13, Rue Therese - Elena Mauli Shapiro [27]
Sometimes I talk to myself when I am alone. Sometimes I startle myself with the sound of my own voice at unexpected moments.
I try my best to keep myself together.
Do you recall the postcard of the group of men in puttees that I scanned for you with my first letter to you, Sir? The one with the black dog in the foreground. This one:
Most peculiar: before I went to work yesterday morning, I felt this irresistible urge to pocket the card. I did. I wore it in my suit jacket all morning, and when I passed Josianne’s desk on the way to my office, I took it out and touched her shoulder with it. I had absolutely no intent to do this; after all, she had given no signs of friendliness since she’d come to my house that strange day, had not even asked if I was feeling better. It was as if I had made the gesture with no volition at all, as if my fearful resistance itself had fueled it. She looked up at me and asked me what I wanted, and I was confounded. I just stood there with the card in my hand, displaying it dumbly to her. She took it from me, beheld it for a moment, and said:
“C’est drôle comme les anglais sont pimpants et efféminés.”15
“Pardon?”16
“Les français portent les uniformes clairs. Les anglais sont en foncé.”17
“Comment savez-vous ça?”18
She shrugged when I asked her this. She mumbled something about having been with a historian once, and handed the card back to me. She didn’t ask me where I had gotten it. She went back to her typing. I slipped the card into my pocket, and as I did so, there was a queer crackle in my head like radio interference that made me think that I must have hallucinated the entire incident, but as I walked away I heard her voice: “Si vous avez d’autres trouvailles, vous pouvez certainement me les montrer, Trevor.”19
I looked at her, a not-unpleasant shiver sliding down the back of my neck. Her hair flamed red like a beacon and she was smiling. I was utterly flustered, so flustered in fact that I asked her in a tumble of uncontrolled words if she would have coffee with me after work. She considered the idea for a moment and then waved me off with an airy “Non, non—pas encore…”

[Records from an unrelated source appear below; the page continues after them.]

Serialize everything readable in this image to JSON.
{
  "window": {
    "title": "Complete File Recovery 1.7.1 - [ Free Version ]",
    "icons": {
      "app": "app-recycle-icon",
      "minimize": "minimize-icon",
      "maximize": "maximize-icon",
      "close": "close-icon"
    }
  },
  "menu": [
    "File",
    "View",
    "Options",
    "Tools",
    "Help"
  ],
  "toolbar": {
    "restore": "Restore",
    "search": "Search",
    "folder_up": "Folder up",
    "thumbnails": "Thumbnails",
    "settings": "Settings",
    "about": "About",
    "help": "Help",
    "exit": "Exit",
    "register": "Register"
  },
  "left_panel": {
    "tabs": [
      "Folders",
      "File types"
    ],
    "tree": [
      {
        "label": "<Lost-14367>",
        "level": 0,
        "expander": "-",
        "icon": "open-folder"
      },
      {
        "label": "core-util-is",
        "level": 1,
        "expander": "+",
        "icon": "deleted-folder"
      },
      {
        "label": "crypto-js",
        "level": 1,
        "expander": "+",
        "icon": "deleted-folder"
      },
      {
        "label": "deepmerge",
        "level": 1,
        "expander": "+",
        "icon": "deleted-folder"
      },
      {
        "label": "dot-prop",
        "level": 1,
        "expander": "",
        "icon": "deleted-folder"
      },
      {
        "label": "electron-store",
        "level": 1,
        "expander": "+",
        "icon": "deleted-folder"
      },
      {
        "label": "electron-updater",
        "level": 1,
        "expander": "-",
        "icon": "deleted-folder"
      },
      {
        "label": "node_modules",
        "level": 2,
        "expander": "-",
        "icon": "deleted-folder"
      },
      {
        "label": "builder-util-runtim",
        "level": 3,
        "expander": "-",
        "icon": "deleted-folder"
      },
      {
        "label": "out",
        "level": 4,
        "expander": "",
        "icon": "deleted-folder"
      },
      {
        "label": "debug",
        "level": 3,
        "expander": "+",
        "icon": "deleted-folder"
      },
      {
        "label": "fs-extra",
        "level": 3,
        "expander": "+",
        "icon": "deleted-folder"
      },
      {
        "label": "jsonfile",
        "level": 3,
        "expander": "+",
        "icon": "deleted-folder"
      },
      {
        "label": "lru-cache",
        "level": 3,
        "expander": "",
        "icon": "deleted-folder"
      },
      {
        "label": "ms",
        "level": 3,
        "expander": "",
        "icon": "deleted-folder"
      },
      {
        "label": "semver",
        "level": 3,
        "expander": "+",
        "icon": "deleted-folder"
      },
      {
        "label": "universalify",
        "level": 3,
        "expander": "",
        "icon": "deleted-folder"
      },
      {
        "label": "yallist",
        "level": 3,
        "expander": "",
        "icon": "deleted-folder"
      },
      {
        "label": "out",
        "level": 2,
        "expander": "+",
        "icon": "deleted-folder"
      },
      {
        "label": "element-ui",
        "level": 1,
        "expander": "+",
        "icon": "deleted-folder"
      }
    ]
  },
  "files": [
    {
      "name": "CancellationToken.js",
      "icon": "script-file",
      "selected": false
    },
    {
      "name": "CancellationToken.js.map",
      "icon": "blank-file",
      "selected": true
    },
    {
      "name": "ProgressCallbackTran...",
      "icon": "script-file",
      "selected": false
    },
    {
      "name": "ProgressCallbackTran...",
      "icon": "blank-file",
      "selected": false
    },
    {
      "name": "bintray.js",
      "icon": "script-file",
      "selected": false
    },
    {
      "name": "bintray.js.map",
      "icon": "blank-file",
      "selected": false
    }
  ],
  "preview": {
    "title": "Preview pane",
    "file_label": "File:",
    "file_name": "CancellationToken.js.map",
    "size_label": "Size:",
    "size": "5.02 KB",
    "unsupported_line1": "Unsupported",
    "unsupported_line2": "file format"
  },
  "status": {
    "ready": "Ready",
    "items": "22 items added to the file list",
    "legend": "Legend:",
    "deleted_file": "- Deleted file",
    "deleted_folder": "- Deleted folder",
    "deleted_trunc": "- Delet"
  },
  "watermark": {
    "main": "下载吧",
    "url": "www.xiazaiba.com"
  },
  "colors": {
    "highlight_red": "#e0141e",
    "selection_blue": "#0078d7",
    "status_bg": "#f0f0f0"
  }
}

Not yet? Whatever could that mean?
Ah, my apologies, Sir—this is unrelated to my studies. Findings:
one pair of mesh church gloves, black.
one pair of mesh church gloves, white.
photograph of a young man in uniform, unidentified.
one gold cross pendant, large (almost as long as my little finger).
one silk handkerchief.
As I take my leave, I might as well offer you another one of those great groveling greetings:
En vous remerciant d’avance et dans l’attente et l’espoir de vous lire, veuillez agréer mes salutations les plus chaleureuses,20
Trevor Stratton
Au nom du père et du fils
*
THESE GLOVES—THEIR UTMOST DELICACY, the craftsmanship of their lacework, the fact that they are still structurally sound after all these years of silent stillness tangled in this uncanny record, sound enough that you could slip them on without ripping them if your hands were small and slim enough, if your hands were the same size as the phantom hands implied here: those of Louise Brunet, born 1896—
These gloves haunt you.
But let us not be bothered with that now. Let us not slip onto our own body these accoutrements of the dead. Such a gesture would be a bit strange, a bit unsettling. Such a gesture is unnecessary when the object is before us and we can look at it at our leisure.
The gloves are flexible, strong, starkly black. They look like something to be worn to the funeral of a beloved someone; as you might have observed, they look like a widow’s gloves. The truth is that they are merely church gloves, worn every Sunday to holy offices. The color is so because white gloves are better suited to a virgin (or at the very least, a young and unmarried woman who could still plausibly undergo such a pantomime of purity).